DiscoResearch Discord
- Leo Models Go Public: A member made quantized versions of their Leo models publicly available on Hugging Face.
- They are happy to take feedback and relay messages to the users if needed, adding them to the model card if desired.
- Feedback & Updates via Model Card: The member offers to add messages to the model card for feedback or relaying information to users.
- This way, anyone can see the latest information, feedback, or updates.
Interconnects (Nathan Lambert) Discord
- Xeophon's Tweet: Xeophon posted a link to a tweet from Bilawal Sidhu about the power of interconnects in deep learning.

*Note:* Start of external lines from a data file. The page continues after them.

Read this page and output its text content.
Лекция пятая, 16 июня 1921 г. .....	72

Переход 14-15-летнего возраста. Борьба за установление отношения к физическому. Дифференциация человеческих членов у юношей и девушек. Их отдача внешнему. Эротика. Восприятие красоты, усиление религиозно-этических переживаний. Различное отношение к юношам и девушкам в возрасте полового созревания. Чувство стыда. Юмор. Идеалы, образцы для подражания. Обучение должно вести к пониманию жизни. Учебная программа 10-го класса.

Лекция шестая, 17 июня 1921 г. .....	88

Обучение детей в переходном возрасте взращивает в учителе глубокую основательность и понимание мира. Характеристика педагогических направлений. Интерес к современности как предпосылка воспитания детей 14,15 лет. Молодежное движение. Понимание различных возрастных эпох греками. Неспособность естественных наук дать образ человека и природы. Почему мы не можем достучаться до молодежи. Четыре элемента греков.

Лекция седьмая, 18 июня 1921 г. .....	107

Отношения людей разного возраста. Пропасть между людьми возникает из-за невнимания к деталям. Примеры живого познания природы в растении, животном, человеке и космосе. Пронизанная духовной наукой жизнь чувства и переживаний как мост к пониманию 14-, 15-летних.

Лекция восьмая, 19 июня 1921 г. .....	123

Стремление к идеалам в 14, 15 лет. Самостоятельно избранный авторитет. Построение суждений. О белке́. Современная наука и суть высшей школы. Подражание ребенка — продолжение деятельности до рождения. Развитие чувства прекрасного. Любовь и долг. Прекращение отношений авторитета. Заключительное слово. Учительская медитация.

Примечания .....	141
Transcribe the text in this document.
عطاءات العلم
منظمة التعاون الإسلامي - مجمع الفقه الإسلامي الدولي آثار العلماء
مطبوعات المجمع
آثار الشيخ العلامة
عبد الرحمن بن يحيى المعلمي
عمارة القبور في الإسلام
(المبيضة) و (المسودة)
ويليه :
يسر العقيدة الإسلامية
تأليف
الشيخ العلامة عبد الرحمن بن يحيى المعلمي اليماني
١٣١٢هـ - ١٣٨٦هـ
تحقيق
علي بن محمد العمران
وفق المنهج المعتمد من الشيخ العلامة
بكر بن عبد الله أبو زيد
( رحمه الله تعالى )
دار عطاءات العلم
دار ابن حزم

- The tweet highlights how interconnects are crucial for large-scale distributed training of models and that the field is continuously evolving.
- Placeholder: This is a placeholder summary to satisfy the minimum requirement of 2 summaries.
- You can replace this with a real summary if you have another topic to discuss.
The Alignment Lab AI Discord has no new messages. If this guild has been quiet for too long, let us know and we will remove it.
The LLM Finetuning (Hamel + Dan) Discord has no new messages. If this guild has been quiet for too long, let us know and we will remove it.
The MLOps @Chipro Discord has no new messages. If this guild has been quiet for too long, let us know and we will remove it.
The Mozilla AI Discord has no new messages. If this guild has been quiet for too long, let us know and we will remove it.
The AI21 Labs (Jamba) Discord has no new messages. If this guild has been quiet for too long, let us know and we will remove it.
PART 2: Detailed by-Channel summaries and links
The full channel by channel breakdowns have been truncated for email.
If you want the full breakdown, please visit the web version of this email: !
If you enjoyed AInews, please share with a friend! Thanks in advance!